For many kiwi companies, financial year is rapidly approaching and CEO’s wanting to improve end of year results will be looking to pull levers. For many, un-spent marketing funds will be high on the cost cutting agenda.
This is often the result of the CEO’s perception that it is sales who create revenue, and marketing is a supporting cost centre.
By taking responsibility for revenue and shifting the numbers you report to senior execs, you can successfully change this perception and shift marketing from a black hole of costs to the centre of growth.
Does your marketing reporting focus on the number of leads passed to sales, views and impressions of advertisements, website traffic stats, social media followers or trade show booth visitors? If yes, you are focusing on marketing activities – and not revenue-impacting metrics!
No this – just because you can count it, don’t presume it carries value with the big cheese.
Many marketers continue to use these legacy metrics that measure tactics for specific stages of the buying cycle. In realty, they’re just pieces of the puzzle. Each bit does its job, but it’s the final result that matters.
Shift your focus to think about your business unit as a revenue business centre as opposed to a cost centre.
CEOs are notoriously short on time.

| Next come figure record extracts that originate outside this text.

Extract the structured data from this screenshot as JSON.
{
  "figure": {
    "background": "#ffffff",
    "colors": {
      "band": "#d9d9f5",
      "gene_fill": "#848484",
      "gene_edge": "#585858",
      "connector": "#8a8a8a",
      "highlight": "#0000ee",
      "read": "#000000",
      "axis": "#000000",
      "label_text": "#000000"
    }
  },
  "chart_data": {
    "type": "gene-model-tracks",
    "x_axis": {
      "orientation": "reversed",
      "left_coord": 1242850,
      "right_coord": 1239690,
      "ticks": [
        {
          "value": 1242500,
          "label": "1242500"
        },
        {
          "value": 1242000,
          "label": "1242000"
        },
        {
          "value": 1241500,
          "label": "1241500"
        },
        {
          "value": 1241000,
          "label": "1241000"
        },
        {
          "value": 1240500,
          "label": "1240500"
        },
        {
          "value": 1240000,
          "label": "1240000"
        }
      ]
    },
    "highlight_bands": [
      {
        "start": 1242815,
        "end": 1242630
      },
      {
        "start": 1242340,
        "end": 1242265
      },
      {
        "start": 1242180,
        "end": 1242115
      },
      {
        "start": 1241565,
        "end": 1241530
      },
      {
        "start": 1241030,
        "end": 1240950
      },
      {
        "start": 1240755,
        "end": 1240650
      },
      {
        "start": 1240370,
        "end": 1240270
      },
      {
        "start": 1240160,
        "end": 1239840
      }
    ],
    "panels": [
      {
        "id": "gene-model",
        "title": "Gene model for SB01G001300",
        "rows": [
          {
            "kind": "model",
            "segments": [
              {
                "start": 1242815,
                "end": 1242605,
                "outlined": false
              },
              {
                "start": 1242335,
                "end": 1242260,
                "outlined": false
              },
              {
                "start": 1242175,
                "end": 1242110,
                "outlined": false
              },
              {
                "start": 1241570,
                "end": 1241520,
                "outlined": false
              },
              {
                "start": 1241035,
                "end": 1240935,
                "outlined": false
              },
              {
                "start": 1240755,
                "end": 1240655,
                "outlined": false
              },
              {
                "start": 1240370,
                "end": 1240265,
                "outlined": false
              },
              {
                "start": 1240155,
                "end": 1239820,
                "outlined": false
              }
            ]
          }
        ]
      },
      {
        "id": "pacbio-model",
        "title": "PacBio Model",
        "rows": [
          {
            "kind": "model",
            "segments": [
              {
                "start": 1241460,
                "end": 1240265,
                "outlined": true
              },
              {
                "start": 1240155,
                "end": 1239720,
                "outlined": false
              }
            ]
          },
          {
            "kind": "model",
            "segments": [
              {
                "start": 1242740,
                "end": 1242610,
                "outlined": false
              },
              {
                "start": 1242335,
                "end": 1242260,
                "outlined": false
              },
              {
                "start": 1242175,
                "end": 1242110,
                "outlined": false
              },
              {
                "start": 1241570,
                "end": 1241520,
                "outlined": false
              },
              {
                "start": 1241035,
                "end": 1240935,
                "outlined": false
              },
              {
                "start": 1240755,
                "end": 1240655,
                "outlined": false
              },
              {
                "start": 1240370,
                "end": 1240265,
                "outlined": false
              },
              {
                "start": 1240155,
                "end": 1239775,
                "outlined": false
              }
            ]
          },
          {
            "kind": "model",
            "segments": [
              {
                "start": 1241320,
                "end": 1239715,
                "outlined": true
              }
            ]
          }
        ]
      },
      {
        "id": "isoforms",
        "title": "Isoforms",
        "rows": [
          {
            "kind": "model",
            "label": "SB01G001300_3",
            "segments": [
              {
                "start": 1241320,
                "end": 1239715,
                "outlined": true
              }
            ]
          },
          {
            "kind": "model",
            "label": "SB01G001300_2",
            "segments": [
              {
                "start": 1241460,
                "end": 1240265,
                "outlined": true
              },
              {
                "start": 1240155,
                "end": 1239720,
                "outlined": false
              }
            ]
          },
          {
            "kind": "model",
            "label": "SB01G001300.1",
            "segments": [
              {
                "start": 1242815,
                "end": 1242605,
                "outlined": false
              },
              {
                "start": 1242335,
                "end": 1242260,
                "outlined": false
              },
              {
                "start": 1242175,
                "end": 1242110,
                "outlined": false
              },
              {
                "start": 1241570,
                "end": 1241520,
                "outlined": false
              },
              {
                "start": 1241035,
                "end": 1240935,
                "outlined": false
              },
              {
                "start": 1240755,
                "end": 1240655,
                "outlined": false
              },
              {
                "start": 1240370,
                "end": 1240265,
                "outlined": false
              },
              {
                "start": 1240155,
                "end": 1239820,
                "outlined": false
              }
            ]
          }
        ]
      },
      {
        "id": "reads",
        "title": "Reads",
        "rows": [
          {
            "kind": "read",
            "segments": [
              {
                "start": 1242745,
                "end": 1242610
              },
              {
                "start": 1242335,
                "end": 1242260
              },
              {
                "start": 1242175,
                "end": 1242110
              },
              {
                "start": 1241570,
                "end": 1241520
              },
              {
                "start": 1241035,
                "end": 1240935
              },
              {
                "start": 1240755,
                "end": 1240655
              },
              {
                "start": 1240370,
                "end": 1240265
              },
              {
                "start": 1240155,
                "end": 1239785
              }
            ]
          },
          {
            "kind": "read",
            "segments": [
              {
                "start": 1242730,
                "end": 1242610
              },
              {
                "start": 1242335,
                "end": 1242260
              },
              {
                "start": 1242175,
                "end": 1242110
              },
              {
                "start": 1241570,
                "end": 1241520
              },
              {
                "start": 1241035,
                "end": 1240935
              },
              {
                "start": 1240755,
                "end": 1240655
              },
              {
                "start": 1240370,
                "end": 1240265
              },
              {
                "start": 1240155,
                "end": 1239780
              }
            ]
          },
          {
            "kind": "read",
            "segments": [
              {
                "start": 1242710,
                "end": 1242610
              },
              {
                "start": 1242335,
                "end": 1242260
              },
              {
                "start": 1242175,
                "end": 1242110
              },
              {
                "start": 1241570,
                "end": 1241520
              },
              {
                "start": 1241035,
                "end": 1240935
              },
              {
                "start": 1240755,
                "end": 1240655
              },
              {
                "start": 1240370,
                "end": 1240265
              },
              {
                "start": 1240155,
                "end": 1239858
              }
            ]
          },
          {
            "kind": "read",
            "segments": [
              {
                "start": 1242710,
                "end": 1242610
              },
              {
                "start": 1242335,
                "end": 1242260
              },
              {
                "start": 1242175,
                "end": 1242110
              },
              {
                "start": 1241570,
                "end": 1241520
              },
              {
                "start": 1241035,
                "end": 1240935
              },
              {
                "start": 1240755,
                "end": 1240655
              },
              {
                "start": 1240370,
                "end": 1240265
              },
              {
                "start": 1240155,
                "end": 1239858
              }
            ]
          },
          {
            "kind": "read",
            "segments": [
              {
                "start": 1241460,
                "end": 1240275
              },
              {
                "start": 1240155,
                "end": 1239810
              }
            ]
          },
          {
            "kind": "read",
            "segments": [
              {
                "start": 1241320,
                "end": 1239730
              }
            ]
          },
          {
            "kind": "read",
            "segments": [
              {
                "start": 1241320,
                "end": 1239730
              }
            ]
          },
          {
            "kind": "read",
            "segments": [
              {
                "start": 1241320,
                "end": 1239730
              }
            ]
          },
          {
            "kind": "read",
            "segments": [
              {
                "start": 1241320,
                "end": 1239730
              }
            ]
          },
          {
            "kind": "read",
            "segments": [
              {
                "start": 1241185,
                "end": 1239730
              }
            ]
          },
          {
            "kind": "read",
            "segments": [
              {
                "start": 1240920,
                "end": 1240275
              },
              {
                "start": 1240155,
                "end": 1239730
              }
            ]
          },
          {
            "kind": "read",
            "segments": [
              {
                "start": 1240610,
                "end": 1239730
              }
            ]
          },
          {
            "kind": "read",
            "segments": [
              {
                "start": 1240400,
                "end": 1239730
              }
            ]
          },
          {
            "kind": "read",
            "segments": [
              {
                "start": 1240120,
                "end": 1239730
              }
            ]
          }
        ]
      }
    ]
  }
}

Their primary concern is revenue and growth.
Those legacy stats you’ve been sending your CEO? They might be important to you, but to them, they’re just colouring in for adults. They don’t help them to do their job and certainly won’t help them to report up to a board or shareholders.
Start building your revenue cycle model today, so you can provide your CEO with predictable metrics that will give him or her confidence.
Focus your model on these 4 areas;
- Leads: Increase in sales qualified or sales ready leads. These are pre-qualified by marketing and handed over to sales. Establish multi-touch attribution to tell you which campaigns best qualified the prospect and how many campaigns influenced a particular opportunity.
- Opportunities: Increase in sales velocity or speed of conversion. Effectively qualified opportunities will close fast! Use your CRM to pull your opportunity data and the deal value to give you the calculation.
- Pipeline: Highlight marketings impact on the pipeline by calculating the number of new customers or deals won with marketing engagement.
- Revenue: Highlight marketings impact on revenue through attribution. In your technology stack set up your reporting to show you your channel, your campaign name, how much it cost, the amount of revenue won and it’s ROI
But, don’t end up in a battle with sales for the leads, who generates the lead doesn’t actually matter, the stats clearly say that prospects are 60-70% of the way through the sale cycle before they even engage with a sales rep. Prior to engagement, they are out there attending events, searching the web, consuming content, speaking to peers. It doesn’t actually matter who gets the credit for generating the lead, it is more about collaboration with sales rather than wasting time fighting over credit. Your CEO wants to see numbers, and is less interested in who got them, so focus on moving forward together to engage a prospect to produce revenue. Regardless of the sales relationship (i.e. I know the prospect personally) the buyer will always spend time evaluating options through research.
The metrics that matter are those that drive the alignment of sales and marketing, which in turn drives business.
Here is a list of ingredients to help you build a sales and marketing revenue cycle model
- Bi-Directional synch with your MAP and CRM to pull opportunity data.
- Define your lead lifecycle. Once leads come into your funnel, how will they move across your buyer stages?
- Start by outlining your definitions, i.e. MAL, MQL, SQL, SAL, etc and model your forward looking projections. Definitions provide the predictable outcomes CEO’s need for forecasting and decision making – “I can predict what my business will look like a year into the future”.
- Assign a value to all of your campaigns. Tag the costs to every single campaign.
- Measure the velocity of your sales cycle. How long did it take to go from SQL to win?
- Know your companies average contract or deal size.
- Measure your lead conversion rate. What’s your percentage of leads going from MAL to SQL.
Mapping out your revenue cycle model will help you to track all of the stages so you can actually measure your conversion ratios.
Here’s an example of a standard Marketo revenue lifecycle model. This is a basic sample, but can always be tweaked to your specific needs! We will post more on building a revenue cycle model in future blogs.
To recap, report to identify your leads, how they have accelerated the pipeline and the impact they have had on revenue. In summary, remember these three rules;
- Tactics matter more to you; Strategy to the CEO
- Measure pipeline, opportunities, sales, revenue
- What’s important to sales is important to the CEO
Make setting up your revenue cycle model your goal and start to work towards this as your outcome. It will take time, however setting this reporting up correctly will get you the seat at the table with the CEO and that’s a satisfying reward for your time and effort. Get all of this going and you’ll find the conversation will quickly move from ‘where can we cut your budget’ to ‘how much growth can you achieve if we spend more?’